Start carrying his birth certificate with you. Then you can pull it out of your purse, have the offending party look at it & confirm that "yes, I am his parent & therefore I am in charge, not you".

It worked with my husbands parents--we too got tired of the "you should spank him", "MY kids never acted this way", etc.

meg- grow & resist said...

It is unbelievable how intrusive, insensitive and idiotic people can be.
You are a great advocate for your entire family. Rock on!

CathyC said...

My son was just diagnosed with Aspergers in December and started school at the end of January, so I am just getting used to some of the comments and still wincing a lot as he's very smart, sensitive and anxious and picks up on a lot. Its so great to hear from other mums who are/have been there, thanks for sharing.

Anonymous said...

You know so much better than strangers what is good for your kid.

I'm with Rob - "Piss up a rope".

Michelle said...

Before my eldest child was even born, a friend (with two children) told me something I've never forgotten: "The easiest thing in the world is to parent someone else's child." (not *actually* parent, of course, but armchair quarterback type parent) I'm thankful to have learned that, since there are so many times I want to think "if that were MY child, I'd..." I'm sorry that stupid, ignorant, and in some cases mean and/or spiteful people feel the need to blather at you!

Unknown said...

Ohh. I can feel your pain. Our system is design for everybody to be "standard" and if your kid is not, then it most be something wrong with you. The beauty of individuality is lost in this society. Maybe because school are overcrowded but it is very difficult for a parent to surf this world when our kids are special. Maybe your kid is more musically incline or sport incline or he likes art, then the standard doesn't apply to him or her and you start with the problems because he is consider disable. Mine has many "problem" in school which I consider his great personality but his teacher and other adults would like him to be like other kids. UGRU!!! It is been really hard because I don't have more resources to send them to hell.

Rosa said...

Amen, mama.

One time a stranger decided my little guy shouldn't be climbing so high on the playground, and tried to grab him down. She came and complained to me when he kicked her(apparently she both thought he was "unsupervised" and saw his mom right there, at the same time.) I told her I thought it was appropriate for him to kick strangers who tried to grab him without asking. HOO BOY.

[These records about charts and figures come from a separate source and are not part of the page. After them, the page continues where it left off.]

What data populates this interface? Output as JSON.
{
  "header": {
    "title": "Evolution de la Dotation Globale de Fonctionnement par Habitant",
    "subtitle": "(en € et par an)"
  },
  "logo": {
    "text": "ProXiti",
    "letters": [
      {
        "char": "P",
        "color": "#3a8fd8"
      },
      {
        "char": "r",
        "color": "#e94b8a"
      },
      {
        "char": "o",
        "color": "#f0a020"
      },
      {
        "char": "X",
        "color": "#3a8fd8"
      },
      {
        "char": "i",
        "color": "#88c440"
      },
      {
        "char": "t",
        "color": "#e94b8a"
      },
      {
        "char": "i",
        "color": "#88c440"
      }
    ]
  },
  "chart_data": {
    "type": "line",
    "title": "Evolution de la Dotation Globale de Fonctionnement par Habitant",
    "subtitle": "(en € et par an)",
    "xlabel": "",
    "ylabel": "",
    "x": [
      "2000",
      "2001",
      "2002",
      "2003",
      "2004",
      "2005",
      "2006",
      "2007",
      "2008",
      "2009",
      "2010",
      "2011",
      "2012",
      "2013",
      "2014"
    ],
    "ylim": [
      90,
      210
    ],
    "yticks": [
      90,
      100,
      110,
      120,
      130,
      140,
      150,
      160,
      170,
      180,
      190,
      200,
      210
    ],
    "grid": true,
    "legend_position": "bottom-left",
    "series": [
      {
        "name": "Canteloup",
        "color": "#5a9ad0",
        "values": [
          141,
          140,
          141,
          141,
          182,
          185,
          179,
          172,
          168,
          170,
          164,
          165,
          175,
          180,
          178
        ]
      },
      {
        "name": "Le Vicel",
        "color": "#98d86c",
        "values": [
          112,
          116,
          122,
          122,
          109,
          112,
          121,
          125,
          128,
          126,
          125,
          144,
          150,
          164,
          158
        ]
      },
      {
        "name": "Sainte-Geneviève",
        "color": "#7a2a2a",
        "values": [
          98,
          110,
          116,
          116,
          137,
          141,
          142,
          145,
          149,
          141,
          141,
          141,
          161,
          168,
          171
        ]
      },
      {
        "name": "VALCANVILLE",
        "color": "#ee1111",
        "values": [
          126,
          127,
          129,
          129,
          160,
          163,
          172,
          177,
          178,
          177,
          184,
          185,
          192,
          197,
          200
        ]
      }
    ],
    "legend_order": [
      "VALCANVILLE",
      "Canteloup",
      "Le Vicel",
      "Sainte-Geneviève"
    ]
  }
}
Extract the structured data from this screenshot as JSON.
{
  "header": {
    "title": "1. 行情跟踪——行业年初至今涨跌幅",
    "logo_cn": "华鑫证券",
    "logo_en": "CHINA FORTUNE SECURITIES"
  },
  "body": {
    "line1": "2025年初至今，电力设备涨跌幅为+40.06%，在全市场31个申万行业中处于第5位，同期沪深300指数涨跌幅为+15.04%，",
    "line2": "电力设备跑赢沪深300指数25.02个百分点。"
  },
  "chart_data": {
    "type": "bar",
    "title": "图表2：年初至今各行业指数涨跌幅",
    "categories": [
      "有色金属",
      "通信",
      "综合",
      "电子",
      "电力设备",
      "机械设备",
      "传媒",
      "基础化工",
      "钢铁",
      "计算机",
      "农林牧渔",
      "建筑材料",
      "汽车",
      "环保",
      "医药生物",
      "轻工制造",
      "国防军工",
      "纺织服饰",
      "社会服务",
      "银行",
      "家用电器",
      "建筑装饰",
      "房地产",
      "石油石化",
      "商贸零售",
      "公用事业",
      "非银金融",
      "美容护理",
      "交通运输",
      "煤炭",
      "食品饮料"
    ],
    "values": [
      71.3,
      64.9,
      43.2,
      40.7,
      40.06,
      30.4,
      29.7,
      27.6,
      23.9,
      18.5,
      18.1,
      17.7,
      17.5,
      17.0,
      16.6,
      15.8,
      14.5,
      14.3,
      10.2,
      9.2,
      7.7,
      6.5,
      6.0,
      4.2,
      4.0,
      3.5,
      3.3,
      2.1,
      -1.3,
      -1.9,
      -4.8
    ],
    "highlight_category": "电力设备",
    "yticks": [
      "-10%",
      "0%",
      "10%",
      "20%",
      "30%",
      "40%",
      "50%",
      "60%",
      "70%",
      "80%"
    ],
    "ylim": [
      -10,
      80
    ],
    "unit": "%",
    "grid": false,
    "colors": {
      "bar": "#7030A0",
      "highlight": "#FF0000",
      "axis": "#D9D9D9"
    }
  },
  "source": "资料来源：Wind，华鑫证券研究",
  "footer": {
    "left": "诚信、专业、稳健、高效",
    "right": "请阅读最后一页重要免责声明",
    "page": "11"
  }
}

You're being a better grownup than they are, just by not sniping back at them. So you're not just a good mom, you're a good example.

Anonymous said...

Thanks for speaking out about this. It does hurt when people refuse to be understanding and consider what special needs of one child can do to his / her life, as well as the entire family. I've dealt with it many times with my little dude who has his own bundle of things he deals with. You sound like a great mommy.

Sunshine Boatright said...

Okay, as I said in the rain barrel giveaway post, I was just recently turned onto your blog by a friend. It was the whole trademark debacle post. But scrolling through and now I see this. I had no idea you were a fellow mom of a child on the spectrum. I'm sorry, I already thought your blog was super-awesome, but this? This just endears you to my heart even more. :)

Girl, NO ONE knows that child better than you do. You do what you know is best for him, and the rest of those "well-meaning" people, well, they couldn't walk 5 feet in your shoes let alone a mile. Hugs! :)

Jana said...

Your post made me sad. I have a child with autism and she has alot of anxiety. Luckily the OCD and sensory problems have faded, but I can relate! People that mean well can really hurt. Every child with special needs is very different and the way they react is different. The way we parent our daughter is different then how we handle our son. Hang in there!